When you and I falter in our journeys with Christ, how do we make the wobbling stop?
Last weekend, Tim and I went on a combined business and romantic retreat. A bit of R and R for a day or two. Between business sessions, we rented a tandem bicycle at the local sports center. A flood of memories rushed through me as I climbed onto the back seat of the double-seated bike. Tim and I used to rent tandem bikes in the early eighties in Eugene, Oregon when we were in college. We traveled miles to parks on the outskirts of town, where we picnicked in sun-bathed fields of mint and wildflowers.
Saturday, I climbed onto the back seat of the tandem. As we took off, my muscles trembled and I was sure I was going to tumble across my handlebars into Tim’s lap. On the couch in our rental home, maybe. But on a bike careening around steep, curvy hills, no way.
Here’s what I learned from the ride:
- The tighter you grip the handlebars, the more the bike wobbles. I had a limited view of the pavement ahead of us. I figured white-knuckling the experience would help steady the bike. Nope. The harder I gripped the handlebars, the more I shook. The more we shook.
- When fear tries to take the upper hand, we need to focus on communicating more often and more clearly. We developed a system. To get going after a stop, we called out, “Scooch, scooch, scooch, go!” And when we prepared to halt, Tim called out, “Breaking! Coast!” We gradually got into sync.
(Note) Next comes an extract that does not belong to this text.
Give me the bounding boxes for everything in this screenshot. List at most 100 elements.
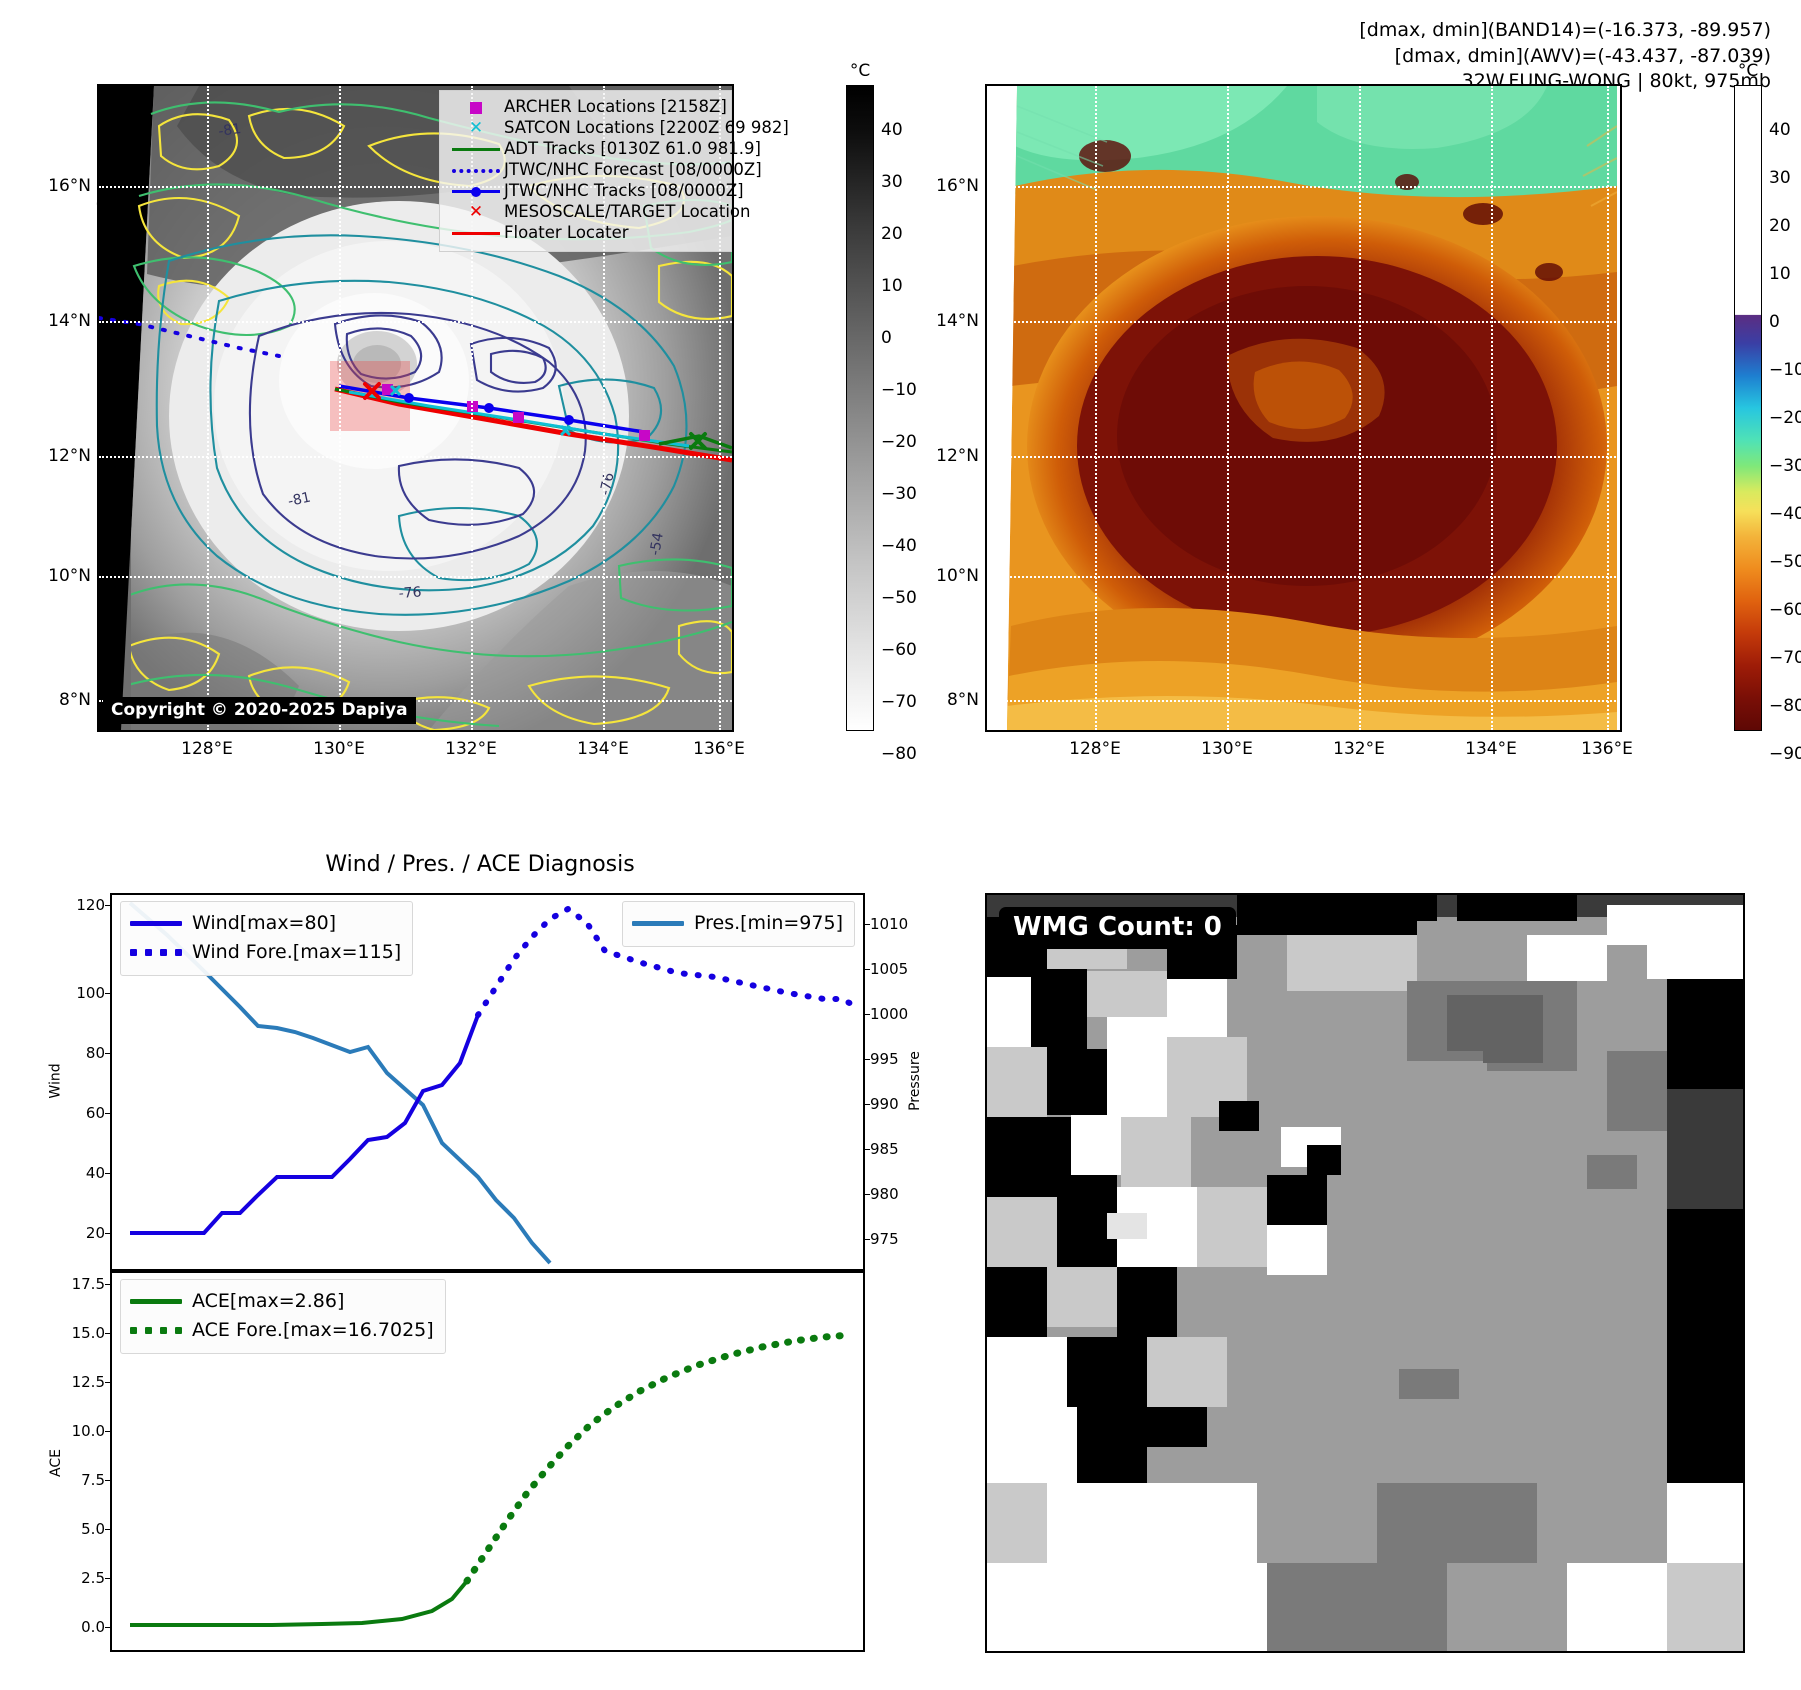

- As we coordinated our movements, Tim’s ability to take hills and corners earned my trust. I relaxed. Bingo! The bike steadied. We were able to finish a four-mile ride and return in good shape—the bike, that is. We were both a little out of shape, but shared good-natured laughter and made a fun memory along the way.
I figure our journey with Jesus is just the same. The more we try to take control, the shakier things get. When we talk it out with Christ and our families, we dispel fear. And the deeper we trust, the steadier the journey.
Friend, what helps you develop trust when someone else is driving?